For the QSR companies themselves, the pivots are necessary, especially given the appeal of pickup.

pickup and delivery preferences

As PYMNTS data have show, and vividly illustrated earlier this year in the report “Connected Dining: Rising Costs Push Consumers Toward Pickup,” nearly half of all consumers (48%) have been more likely to pick their restaurant orders up themselves rather than have them delivered due to inflation. We found that just under half of high-income consumers (those who make more than $100,000 per year) and low-income consumers (those who make less than $50,000) have shifted to pickup.

 McDonald’s, for its part, said in its most recent results that same-store sales were up more than 11%, aided by digital sales in its top six systemwide markets, where digital represented more than 40% of sales in those markets.
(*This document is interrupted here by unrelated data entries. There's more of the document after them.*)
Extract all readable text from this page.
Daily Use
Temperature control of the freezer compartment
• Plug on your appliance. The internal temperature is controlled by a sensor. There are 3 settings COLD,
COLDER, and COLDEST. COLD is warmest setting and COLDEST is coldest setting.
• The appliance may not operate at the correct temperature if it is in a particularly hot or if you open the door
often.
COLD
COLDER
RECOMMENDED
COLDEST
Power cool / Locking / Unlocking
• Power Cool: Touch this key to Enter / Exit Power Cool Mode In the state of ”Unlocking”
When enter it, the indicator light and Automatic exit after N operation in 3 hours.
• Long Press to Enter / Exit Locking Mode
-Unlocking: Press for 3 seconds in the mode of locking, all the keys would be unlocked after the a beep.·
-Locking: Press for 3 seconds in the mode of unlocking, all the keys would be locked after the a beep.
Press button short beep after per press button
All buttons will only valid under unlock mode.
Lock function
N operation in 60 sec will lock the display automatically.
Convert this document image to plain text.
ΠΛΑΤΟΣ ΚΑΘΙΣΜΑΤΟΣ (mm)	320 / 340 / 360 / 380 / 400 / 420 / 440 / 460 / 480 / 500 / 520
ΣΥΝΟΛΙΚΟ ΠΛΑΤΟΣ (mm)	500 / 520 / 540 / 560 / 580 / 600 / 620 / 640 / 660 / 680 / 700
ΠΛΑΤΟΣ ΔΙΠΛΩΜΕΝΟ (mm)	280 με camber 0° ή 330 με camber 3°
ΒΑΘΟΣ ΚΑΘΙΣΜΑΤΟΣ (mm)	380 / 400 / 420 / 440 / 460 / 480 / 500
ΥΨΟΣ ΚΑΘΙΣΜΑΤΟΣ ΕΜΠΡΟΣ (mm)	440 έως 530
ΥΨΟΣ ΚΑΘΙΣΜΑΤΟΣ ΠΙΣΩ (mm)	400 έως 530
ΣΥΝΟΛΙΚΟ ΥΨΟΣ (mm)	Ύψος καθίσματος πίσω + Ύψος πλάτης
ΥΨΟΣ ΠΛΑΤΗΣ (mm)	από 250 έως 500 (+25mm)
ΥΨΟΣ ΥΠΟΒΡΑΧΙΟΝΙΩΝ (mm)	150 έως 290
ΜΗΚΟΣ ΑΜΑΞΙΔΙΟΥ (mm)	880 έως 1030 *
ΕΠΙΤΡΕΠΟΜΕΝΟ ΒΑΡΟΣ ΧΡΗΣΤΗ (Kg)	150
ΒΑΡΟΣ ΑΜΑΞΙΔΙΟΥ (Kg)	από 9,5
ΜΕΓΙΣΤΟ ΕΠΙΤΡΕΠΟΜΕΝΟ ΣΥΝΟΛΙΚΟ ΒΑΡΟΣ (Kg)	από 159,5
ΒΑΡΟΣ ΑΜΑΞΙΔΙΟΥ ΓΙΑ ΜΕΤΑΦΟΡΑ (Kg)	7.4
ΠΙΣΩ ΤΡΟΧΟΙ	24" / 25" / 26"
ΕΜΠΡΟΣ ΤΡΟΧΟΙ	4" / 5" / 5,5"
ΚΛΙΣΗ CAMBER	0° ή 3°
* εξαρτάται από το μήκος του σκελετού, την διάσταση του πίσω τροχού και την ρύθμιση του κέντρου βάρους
Yum’s results showed a 13% rise in same-store sales, as digital sales gained 30% in the most recent quarter.

The accompanying chart shows that pickup and delivery are, especially, favored by younger generations, as the majority of Gen Z and millennial consumers prefer those options — in fact, boomers and seniors were the only demographics to show a majority embracing the sit-down option.

Delivery to Rebound as Inflation Cools?

But as inflation cools, there has been at least some resurgence in delivery — and to get a holistic view of that trend, aggregators may well serve as a useful barometer.

Uber’s results showed last week that its  delivery segment saw some reacceleration of bookings growth, to 14%, where that rate had been 12% in the first quarter and 12% in the year-ago quarter.

There may be further room for consumers to keep ordering to-go, we note, as inflationary headwinds abate, albeit a bit unevenly. In the latest stats tied to the Consumer Price Index, the “food away from home index” rose 0.4% in June, coming down off rates of 0.6%, monthly, seen earlier this year.